Corría el verano de 1990, habían pasado pocos meses desde la caída del Muro de Berlín, y Sofia, la capital de Bulgaria, se convirtió en el punto de partida de un inolvidable viaje que durante 15 días nos llevó a cruzar Europa, atravesando buena parte de los países del Este.
Aquella era una Sofia recién impactada por el shock que supuso el fin de la hegemonía soviética, inmersa en una crisis social y de identidad que se palpaba a cada paso.
Hoy, 17 años después, motivos laborales me vuelven a traer a esta ciudad, capital de un país que acaba de incorporarse en enero como miembro de pleno derecho de la Unión Europea. Y aunque todavía no he podido entrar en contacto con ella, los indicios de que las cosas han cambiado, ¡y mucho!, son más que evidentes.
Si en 1990 el mayor ejemplo de contradicción era el hotel Sheraton con los Porsche estacionados a su puerta, hoy lo puede representar un país con un salario medio de 100 €, en el que el precio de la vivienda en la capital se ha cuadriplicado en apenas dos años, y en el que británicos, estadounidenses y españoles estamos empeñados en reeditar modelos desarrollistas basados en el ladrillo, que han dejado nuestras costas hechas una auténtica piltrafa.

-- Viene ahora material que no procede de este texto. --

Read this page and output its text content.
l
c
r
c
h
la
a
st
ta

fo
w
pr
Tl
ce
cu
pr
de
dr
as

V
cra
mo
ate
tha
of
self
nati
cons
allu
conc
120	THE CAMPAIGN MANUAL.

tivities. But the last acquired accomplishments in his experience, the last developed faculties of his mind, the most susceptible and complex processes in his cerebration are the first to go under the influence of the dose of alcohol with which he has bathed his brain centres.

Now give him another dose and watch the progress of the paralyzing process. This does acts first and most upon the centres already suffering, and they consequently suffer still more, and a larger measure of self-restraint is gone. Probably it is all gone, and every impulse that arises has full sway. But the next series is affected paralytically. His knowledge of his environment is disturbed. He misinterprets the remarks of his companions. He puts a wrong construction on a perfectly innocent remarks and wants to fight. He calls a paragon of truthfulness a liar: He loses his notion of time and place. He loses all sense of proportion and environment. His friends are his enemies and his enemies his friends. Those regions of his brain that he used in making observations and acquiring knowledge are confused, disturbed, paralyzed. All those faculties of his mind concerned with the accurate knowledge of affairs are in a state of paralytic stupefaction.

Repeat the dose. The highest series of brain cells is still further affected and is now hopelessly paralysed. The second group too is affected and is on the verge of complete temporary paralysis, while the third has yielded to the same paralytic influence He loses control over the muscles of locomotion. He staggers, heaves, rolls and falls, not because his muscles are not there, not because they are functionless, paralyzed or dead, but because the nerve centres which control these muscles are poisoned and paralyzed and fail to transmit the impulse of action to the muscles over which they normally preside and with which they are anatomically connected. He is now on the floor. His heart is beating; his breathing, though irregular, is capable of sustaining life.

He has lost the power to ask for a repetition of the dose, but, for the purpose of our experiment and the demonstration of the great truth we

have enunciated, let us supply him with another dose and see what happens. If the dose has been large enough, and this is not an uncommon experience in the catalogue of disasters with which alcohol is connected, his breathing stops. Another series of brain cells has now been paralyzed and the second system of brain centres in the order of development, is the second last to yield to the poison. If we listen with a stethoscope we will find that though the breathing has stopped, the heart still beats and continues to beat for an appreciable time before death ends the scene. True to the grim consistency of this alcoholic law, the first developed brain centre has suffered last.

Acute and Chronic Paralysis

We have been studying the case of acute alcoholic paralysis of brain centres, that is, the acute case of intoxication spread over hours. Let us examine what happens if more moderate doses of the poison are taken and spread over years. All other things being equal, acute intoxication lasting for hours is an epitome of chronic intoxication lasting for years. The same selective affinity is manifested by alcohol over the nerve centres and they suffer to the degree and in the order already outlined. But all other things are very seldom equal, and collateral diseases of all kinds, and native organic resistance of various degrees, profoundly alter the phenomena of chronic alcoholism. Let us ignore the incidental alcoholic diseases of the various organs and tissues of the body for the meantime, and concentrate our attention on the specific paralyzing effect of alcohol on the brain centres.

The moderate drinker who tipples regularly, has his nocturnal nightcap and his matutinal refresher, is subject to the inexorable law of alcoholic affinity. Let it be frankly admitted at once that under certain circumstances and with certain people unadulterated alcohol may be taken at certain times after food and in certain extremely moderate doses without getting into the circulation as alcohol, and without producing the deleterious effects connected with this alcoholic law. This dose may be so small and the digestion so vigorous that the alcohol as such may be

Un claro ejemplo de esto es que en la revista de la Bulgaria Airlines, la compañía de bandera en la que hemos volado esta mañana desde Madrid, la inmensa mayoría de los anuncios y buena parte de los reportajes giraban alrededor de proyectos inmobiliarios, campos de golf, spas, resorts, etc., tanto en las magníficas playas del Mar Negro búlgaro, tomando la ciudad de Varna como epicentro; como en los dominios esquiables de las montañas que rodean la capital.
Una importante concesión a la cultura es la cada vez más importante reivindicación del legado tracio, como elemento identitario del país a partir de los espectaculares descubrimientos arqueológicos que se vienen realizando desde el año 2002.
Por lo demás, después de un vuelo sin problemas, pero en el que por algunos momentos el avión parecía el camarote de los Hermanos Marx, hemos podido apreciar la espectacular cultura quesera de Bulgaria, así como el avance de su industria enológica, con producciones más que aceptables, a partir de cepas como la Cabernet-Sauvignon y la Merlot, entre otras.
Y un dato para un país tan refractario a la variedad idiomática como España, es el castellano absolutamente perfecto y con una riqueza de vocabulario que para sí quisieran muchísimos de los españoles, con el que nos han obsequiado las consultoras que nos van a acompañar durante los distintos encuentros profesionales que vamos a mantener en Sofia.
Ahora sólo falta disponer de un mínimo tiempo de asueto para redescubrir espacios como el de la Catedral Alexander Nevski, punto cero desde el que se miden todas las distancias kilométricas en Bulgaria.